Hello! I wrote little function but its not show output. I am fresh in this language and I’ve no idea why it’s not work.
My input is : f(x->1) after that program freezes.
This is function:

function f(func=x^2)
a_lower = 1 
b_upper = 2  
ro = (3 - sqrt(5))/2
eps = b_upper - a_lower

a_old = a_lower
b_old = b_upper
iter = 0
while(eps > 10^-5)
    a_new = a_old + (b_old - a_old)*ro 
    b_new = b_old - (b_old - a_old)*ro
    if (func(b_new) > func(a_new))
        b_old = b_new       
    elseif (func(b_new) < func(a_new))
        a_old = a_new
    eps = b_old - a_old
    iter = iter + 1


There are two issues with this function.

  1. Your function infinite loops as func(b_new) = 1 and func(a_new) = 1 so b_old and a_old will never get updated.
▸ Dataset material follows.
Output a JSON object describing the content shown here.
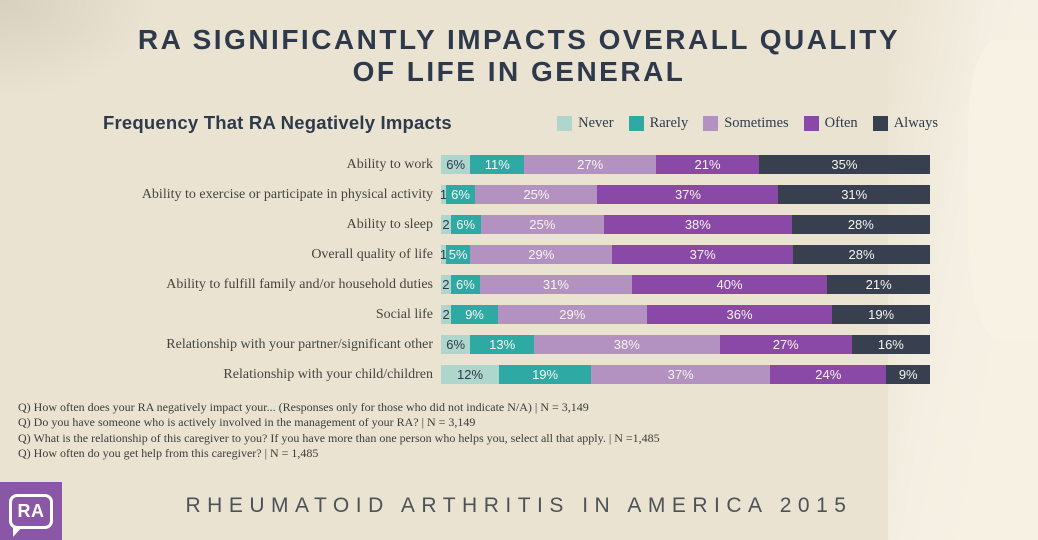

  2. You are print(a_new,func(a_new)) in the last line, but a_new is not in scope in here. (I’m assuming there is also an end after your whole code)

1 Like

The parameters of f seem a little odd to me, what f(func=x^2) should mean? It seems to mean that func is the sole parameter and it can be ommited, in this case, the value is the square of a global variable x?

1 Like

Welcome to the Julia forum! There are several problems with your code:

  1. the function is missing an end (please indent properly, that should help you catch those things)

  2. the func default argument x^2 is not a function, but a value (if x is in scope), perhaps you meant x -> x^2 (which is, BTW, available as abs2 in Julia)

  3. finally, for x -> 1, neither branch is called (1 < 1 is always false), so no values are changed. You can print things in a loop (see @show), or use the debugger. It may be better to just use an else anyway.